Ce n’est un secret pour personne que les marchés de Conakry sont des endroits très sales. Mais, la réalité est beaucoup plus triste et déplorable au niveau du marché d’Enta dans la commune de Matoto. Sur place, de nombreuses vendeuses font leur petit commerce dans les tas d’immondices. Ces dames disent être obligées de s’asseoir sur les lieux et les autorités du marché se montrent impuissantes face à cette situation, a constaté un reporter de Guineematin.com qui s’est rendu sur place.

La réalité est triste, mais elle tend à passer inaperçue, puisque devenue habituelle. Chaque jour, plusieurs dizaines de femmes viennent étaler leurs condiments aux abords d’une véritable montagne d’ordures avec ses odeurs nauséabondes et les mouches qui tournent autour. Certaines vendeuses s’asseyent même sur les immondices pour vendre. La situation est difficile à vivre mais ces dames en sont bien habituées.

Kadiatou Fofana

Et elles ne sont pas prêtes à quitter les lieux. Car, même si elles se plaignent de cette situation, elles se disent obligées de faire avec. « Avant, cet endroit était propre. Et même actuellement, le dernier samedi de chaque mois, des gens viennent ramasser toutes les ordures qui sont là, mais c’est la nuit que d’autres personnes viennent déverser encore des ordures ici. Moi, j’étais à l’intérieur du marché, mais ils nous ont dit de quitter parce qu’ils veulent construire des bâtiments là-bas, c’est pourquoi je suis là. Je m’assois ici pour subvenir aux besoins de ma famille. Nous souffrons beaucoup ici, mais n’avons pas le choix », explique Kadiatou Fofana, cheffe des vendeuses.

Fanta Condé

Tout comme elle, Fanta Condé, une autre vendeuse, dit n’avoir pour l’heure aucun autre choix que de rester sur les lieux. « Ce n’est pas notre choix de nous asseoir à côté des ordures pour vendre. Nous nous asseyons ici parce qu’on n’a pas de place. Quand nous payons nos taxes, ils disent qu’ils vont venir ramasser les ordures, mais on ne les voit pas », a-t-elle confié.

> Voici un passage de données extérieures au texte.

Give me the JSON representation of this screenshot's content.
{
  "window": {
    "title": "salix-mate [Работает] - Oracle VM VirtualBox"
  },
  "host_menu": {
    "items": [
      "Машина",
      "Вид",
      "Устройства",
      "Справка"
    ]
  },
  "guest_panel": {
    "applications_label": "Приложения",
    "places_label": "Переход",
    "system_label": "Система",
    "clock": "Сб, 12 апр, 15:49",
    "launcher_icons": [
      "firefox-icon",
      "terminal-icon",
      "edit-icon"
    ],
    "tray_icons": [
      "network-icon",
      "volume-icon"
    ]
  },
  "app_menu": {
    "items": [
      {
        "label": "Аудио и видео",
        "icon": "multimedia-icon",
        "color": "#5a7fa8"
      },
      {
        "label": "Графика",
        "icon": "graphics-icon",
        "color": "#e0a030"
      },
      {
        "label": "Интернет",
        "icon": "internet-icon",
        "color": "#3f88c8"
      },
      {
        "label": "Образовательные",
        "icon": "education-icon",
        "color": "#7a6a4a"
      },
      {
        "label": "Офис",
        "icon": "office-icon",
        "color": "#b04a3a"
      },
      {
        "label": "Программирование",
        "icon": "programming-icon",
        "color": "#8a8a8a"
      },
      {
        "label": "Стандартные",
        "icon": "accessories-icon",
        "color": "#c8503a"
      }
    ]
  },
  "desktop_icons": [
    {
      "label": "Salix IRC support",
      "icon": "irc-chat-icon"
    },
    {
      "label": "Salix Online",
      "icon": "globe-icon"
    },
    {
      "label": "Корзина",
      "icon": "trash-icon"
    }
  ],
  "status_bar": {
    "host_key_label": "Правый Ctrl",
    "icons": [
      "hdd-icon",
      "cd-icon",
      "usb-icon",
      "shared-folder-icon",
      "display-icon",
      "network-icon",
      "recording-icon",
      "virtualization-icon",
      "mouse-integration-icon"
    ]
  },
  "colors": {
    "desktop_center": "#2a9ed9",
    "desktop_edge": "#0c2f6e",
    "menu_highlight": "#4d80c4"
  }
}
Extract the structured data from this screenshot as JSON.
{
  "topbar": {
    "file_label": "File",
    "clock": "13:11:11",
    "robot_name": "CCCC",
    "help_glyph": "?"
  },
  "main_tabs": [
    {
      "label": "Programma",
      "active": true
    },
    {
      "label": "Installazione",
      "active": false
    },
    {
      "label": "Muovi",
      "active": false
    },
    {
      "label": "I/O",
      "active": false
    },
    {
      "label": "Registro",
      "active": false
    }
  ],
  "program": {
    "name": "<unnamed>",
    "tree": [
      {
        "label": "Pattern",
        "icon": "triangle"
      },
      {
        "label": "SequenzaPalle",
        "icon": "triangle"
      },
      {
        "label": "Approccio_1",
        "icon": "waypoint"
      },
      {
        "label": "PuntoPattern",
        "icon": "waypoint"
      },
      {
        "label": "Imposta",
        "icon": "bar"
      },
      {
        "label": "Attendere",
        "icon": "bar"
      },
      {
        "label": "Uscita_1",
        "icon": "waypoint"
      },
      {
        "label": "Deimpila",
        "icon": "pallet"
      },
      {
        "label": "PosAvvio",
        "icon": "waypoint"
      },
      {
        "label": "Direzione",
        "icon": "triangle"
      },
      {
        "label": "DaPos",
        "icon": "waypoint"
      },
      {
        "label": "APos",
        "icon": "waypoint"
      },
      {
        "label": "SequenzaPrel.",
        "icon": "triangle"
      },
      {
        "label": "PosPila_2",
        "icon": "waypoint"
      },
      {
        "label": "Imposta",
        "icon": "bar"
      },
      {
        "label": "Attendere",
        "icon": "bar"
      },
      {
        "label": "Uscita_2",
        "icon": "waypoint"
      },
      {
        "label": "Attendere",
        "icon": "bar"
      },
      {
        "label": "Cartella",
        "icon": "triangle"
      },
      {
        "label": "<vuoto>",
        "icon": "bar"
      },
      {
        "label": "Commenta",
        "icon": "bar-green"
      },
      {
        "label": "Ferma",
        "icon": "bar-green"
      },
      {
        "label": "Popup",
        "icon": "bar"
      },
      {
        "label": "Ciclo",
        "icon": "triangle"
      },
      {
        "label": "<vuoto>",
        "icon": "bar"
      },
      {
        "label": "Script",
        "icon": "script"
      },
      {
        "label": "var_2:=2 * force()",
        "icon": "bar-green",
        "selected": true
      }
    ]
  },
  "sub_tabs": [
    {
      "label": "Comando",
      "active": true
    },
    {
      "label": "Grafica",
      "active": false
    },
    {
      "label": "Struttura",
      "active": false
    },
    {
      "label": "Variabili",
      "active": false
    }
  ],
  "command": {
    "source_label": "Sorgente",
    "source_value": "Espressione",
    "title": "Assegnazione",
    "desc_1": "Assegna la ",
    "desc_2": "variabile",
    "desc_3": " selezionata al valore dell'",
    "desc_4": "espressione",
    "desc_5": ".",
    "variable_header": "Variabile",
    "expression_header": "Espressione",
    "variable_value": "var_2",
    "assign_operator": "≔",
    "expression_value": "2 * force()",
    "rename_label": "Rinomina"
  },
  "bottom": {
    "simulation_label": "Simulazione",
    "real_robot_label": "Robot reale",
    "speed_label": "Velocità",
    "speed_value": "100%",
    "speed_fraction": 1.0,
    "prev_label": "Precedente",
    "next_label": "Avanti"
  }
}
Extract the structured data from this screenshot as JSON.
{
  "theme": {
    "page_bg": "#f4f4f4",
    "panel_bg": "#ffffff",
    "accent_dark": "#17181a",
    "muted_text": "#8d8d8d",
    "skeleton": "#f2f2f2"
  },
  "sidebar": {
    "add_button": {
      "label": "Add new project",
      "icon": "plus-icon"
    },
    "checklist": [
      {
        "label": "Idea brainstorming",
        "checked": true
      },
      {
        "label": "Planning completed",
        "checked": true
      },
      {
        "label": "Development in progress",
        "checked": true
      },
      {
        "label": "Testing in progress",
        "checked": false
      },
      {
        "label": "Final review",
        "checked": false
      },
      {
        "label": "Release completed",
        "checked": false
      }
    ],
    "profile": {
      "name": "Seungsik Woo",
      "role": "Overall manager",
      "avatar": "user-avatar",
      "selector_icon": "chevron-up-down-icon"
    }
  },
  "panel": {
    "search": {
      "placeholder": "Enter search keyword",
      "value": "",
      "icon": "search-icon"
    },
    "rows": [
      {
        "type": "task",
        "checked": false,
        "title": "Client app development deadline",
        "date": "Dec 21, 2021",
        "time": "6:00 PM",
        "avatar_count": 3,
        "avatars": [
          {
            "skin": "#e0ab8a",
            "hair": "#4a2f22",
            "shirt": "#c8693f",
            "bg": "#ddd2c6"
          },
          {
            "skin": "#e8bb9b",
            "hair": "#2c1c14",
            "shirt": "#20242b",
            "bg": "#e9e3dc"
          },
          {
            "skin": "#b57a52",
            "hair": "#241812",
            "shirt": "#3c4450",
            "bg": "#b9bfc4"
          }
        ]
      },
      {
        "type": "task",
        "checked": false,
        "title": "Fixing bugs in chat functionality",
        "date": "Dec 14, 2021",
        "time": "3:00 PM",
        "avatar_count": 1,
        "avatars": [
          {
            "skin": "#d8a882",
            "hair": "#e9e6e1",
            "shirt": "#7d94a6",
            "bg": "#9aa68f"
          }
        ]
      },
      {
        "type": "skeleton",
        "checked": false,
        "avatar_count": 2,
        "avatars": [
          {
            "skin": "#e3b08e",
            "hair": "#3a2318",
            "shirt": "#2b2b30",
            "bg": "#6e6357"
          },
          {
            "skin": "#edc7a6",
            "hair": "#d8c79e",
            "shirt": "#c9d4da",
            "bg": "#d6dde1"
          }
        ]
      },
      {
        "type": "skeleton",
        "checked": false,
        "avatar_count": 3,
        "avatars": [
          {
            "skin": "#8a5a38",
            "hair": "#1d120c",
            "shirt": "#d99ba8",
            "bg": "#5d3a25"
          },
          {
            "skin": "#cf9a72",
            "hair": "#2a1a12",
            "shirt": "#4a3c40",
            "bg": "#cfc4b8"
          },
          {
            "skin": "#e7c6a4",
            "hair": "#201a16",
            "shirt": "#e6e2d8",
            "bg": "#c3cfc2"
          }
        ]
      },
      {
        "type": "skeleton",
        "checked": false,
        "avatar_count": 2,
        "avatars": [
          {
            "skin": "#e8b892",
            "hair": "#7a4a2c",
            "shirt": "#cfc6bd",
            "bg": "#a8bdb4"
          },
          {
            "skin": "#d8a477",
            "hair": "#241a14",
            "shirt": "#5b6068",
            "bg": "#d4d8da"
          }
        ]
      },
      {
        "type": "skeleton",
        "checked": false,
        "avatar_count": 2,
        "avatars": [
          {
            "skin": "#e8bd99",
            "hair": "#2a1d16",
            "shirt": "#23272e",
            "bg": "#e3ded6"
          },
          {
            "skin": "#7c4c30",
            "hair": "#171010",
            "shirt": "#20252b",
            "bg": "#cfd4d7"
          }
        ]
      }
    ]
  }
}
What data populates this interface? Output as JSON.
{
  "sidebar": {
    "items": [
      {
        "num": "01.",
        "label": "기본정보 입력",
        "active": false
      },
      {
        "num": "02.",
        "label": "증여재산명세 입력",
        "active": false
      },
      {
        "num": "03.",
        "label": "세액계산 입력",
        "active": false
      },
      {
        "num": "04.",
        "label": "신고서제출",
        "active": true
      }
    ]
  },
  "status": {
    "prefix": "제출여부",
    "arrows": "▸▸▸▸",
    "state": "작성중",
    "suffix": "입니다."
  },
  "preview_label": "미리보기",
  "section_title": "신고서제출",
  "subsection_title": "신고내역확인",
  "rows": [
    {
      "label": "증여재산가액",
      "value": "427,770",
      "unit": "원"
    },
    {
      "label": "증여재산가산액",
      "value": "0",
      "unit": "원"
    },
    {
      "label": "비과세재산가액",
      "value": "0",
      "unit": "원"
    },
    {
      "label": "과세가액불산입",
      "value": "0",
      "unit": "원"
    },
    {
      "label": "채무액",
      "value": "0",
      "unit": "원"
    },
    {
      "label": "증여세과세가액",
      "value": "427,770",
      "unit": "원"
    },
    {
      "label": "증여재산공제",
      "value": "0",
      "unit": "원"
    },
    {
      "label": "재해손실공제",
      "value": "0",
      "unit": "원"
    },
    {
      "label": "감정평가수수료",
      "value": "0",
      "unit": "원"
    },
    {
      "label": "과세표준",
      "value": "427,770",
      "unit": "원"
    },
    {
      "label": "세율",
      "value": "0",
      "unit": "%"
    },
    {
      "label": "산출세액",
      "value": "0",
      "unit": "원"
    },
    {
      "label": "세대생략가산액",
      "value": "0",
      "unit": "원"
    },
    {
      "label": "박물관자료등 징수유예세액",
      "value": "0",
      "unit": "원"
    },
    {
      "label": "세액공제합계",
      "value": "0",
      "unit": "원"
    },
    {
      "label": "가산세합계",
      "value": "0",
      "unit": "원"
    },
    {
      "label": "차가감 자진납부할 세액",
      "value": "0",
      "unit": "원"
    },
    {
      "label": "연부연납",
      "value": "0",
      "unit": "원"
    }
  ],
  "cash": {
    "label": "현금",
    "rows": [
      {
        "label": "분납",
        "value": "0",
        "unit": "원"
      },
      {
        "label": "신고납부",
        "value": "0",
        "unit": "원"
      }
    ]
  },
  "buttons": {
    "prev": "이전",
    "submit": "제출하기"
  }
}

De leur côté, les autorités du marché se disent lassées de s’occuper de cette affaire. Hadja Hawa Condé, l’admiratrice du marché d’Enta, dit avoir tout fait pour que les vendeuses quittent les lieux où se trouve le dépotoir, mais sans succès.

Hadja Hawa Condé

Aujourd’hui, elle se dit impuissante face à cette situation. « Ce n’est pas moi qui les ai installées là-bas, ce sont elles-mêmes qui sont allées s’installer sur les lieux. Et nous avons tout fait pour qu’elles quittent là-bas, mais en vain. Une équipe est allée ramasser leurs bagages pour les envoyer ici (au bureau de l’administration du marché), impossible, les policiers sont venus les déguerpir, impossible. Qu’est-ce que moi je peux faire si les militaires, les policiers, sont fatigués ? Dès que tu touches une d’entre elle, elle te dit : mon mari ne travaille pas, mon fils a fini d’étudier il n’a pas trouvé du travail. Qu’est-ce que je peux faire en tant que femme ? Vraiment je n’ai pas de solution pour ça », a dit la responsable du marché.

Pour les vendeuses en tout cas, la solution n’est pas de les déguerpir mais plutôt de déplacer le dépotoir d’ordures. Toutes celles qui ont accepté de nous parler ont plaidé pour une telle démarche.